Aya pun menganggukan kepalanya dengan pelan lalu tersenyum tipis. Panji pun berjalan menuju Fadil duduk di kursi panjang. sudah terlihat tenang, namun masih banyak pertanyaan yang ingin di ajukan aga mendapatkan kejelasan dengan sempurna.
"Fadil ... Aya itu lelah dan letih. Seharian sekolah, malam pun berjualan, setiap malam menemani Fathur disini. Hargai setiap perjuangan dan pengorbanannya. Aku akan membawa Aya pulang ke kost. Wibisono dan Nunu akan menceritakan tentang keadaan Fathur. Besok pagi, kamu aku antar ke rumah Ibu." ucap Panji dengan tenang dan nada yang sangat datar.
"Apa yang kamu ketahui tentang keluargaku?! Kenapa kamu tidak menceritakan semuanya kepadaku Panji?!!" ucap Fadil keras.
"Ini bukan kapasitasku menceritakan semuanya. Tapi ... aku ingin kamu tahu Fadil. Setahun yang lalu ini yang dirasakan Aya. Tidak ada satu pun orang yang perduli dengan Aya saat itu." ucapnya tegas.
Panji pun berbalik dan meninggalkan Fadil yang masih setengah berteriak tidak terima. Tangannya pun langsung menggandeng Aya untuk segera membawa pergi wanita itu dari rumah sakit.
Tangan Aya sudah berada dalam genggaman Panji dengan erat. Sesekali menoleh ke belakang melihat Fadil yang masih kesal dan kecewa, kedua lengan Fadil pun di pegang erat oleh Wibisono dan Nunu.

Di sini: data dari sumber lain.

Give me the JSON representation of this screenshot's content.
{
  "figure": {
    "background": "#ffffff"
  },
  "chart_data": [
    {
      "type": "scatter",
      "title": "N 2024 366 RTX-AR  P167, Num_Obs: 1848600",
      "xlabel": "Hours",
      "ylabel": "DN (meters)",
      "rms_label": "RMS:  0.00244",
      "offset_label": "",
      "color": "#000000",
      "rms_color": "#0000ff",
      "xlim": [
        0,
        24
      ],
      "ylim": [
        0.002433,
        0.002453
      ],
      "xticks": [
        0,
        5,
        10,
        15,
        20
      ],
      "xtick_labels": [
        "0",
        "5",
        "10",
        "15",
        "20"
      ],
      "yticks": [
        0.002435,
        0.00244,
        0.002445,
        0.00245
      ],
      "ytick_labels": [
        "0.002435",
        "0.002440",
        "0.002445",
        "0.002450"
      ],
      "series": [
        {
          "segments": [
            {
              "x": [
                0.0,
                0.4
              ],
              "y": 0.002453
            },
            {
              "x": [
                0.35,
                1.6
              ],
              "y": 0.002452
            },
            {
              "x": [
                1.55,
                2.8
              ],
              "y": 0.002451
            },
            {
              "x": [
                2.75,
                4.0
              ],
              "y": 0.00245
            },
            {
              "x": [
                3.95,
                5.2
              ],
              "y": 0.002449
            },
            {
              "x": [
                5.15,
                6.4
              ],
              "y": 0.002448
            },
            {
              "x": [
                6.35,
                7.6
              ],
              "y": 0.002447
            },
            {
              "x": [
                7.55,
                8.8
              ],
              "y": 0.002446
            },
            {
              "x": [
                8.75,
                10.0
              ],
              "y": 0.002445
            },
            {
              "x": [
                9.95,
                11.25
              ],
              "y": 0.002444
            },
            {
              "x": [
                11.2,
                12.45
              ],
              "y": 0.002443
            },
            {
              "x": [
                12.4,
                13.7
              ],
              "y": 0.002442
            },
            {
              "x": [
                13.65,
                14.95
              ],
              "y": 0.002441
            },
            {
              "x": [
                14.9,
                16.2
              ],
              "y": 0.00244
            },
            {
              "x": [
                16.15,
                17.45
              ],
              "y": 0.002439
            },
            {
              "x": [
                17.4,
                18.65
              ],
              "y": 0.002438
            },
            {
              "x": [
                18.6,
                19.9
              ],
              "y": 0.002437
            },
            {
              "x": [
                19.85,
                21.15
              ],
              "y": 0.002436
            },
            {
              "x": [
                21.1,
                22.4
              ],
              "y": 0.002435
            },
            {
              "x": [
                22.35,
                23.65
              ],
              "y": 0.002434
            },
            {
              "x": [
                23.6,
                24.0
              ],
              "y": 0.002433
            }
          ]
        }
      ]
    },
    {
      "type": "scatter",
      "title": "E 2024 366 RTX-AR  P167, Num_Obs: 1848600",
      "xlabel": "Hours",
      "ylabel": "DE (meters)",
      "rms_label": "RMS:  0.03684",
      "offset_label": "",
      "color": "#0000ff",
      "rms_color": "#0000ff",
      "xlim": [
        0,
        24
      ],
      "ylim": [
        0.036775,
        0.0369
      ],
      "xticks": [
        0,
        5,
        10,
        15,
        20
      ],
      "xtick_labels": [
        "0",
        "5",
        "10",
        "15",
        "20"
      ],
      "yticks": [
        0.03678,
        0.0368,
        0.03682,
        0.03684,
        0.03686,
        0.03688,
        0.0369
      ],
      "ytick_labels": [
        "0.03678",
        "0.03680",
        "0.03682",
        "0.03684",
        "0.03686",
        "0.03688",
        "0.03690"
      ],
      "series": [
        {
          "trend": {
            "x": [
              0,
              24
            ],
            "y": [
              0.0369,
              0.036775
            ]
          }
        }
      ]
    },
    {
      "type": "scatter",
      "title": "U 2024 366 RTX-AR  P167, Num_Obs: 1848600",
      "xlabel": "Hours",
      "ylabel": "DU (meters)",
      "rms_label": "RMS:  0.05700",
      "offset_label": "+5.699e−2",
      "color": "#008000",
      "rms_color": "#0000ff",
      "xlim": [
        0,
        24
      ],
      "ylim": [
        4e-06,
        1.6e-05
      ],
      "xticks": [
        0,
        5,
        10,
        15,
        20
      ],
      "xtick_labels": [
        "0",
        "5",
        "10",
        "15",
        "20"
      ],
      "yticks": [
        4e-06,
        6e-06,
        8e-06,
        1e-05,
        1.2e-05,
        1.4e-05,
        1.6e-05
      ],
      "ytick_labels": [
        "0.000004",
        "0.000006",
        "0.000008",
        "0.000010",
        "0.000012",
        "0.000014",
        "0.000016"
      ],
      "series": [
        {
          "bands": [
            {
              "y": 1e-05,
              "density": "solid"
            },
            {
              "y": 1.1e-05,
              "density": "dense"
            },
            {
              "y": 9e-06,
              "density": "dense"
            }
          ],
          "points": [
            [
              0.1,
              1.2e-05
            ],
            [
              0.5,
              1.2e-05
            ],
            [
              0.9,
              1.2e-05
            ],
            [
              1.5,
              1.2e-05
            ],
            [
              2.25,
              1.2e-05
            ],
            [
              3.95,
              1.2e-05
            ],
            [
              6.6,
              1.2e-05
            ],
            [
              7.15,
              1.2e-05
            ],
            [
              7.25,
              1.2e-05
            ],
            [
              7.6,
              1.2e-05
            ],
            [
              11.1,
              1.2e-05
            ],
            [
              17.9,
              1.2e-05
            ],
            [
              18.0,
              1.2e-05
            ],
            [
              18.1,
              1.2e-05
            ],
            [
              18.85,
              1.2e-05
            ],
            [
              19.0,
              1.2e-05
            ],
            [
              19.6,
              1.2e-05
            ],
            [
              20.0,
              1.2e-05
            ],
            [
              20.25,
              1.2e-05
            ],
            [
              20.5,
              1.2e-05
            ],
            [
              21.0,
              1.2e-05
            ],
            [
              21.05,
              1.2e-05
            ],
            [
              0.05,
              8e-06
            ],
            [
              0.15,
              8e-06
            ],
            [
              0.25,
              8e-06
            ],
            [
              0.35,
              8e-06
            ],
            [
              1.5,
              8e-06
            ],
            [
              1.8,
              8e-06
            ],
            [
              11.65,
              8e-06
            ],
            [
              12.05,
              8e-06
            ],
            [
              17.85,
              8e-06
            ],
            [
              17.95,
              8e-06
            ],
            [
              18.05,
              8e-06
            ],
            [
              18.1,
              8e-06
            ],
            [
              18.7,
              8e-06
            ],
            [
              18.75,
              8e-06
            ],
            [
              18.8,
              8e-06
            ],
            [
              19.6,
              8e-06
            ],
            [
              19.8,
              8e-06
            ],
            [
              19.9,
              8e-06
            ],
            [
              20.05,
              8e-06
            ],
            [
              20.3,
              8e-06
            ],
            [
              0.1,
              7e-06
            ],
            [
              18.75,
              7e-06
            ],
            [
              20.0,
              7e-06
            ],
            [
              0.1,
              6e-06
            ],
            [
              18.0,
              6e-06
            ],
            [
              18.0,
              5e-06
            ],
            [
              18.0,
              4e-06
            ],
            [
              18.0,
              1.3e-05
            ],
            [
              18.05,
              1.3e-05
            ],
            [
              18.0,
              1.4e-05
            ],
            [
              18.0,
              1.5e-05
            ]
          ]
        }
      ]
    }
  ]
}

"Mas Panji ... " ucap Aya pelan.
Tangan Aya sudah berada dalam genggaman Panji dengan erat. Sesekali menoleh ke belakang melihat Fadil yang masih kesal dan kecewa, kedua lengan Fadil pun di pegang erat oleh Wibisono dan Nunu.
"Mas Panji ... " ucap Aya pelan.
Keduanya tetap berjalan lurus ke depan. Merasa namanya di panggil pun Panji menoleh ke arah Aya yang masih menatapnya.
"Kak Fadil pasti marah besar denganku." ucap Aya pelan dan tertunduk menahan air matanya.
Genggaman tangan Panji pun semakin erat. Panji pun sudah terlanjur sayang dengan gadisnya ini. Tapi hanya waktu yang bisa mempersatukan kedua insan berlawanan jenis ini. Mereka punya cita-cita yang harus mereka raih.
"Fadil tidak akan marah padamu, jika dia tahu yang sebenarnya." jawabnya pelan namun terlihat pasti dan tegas.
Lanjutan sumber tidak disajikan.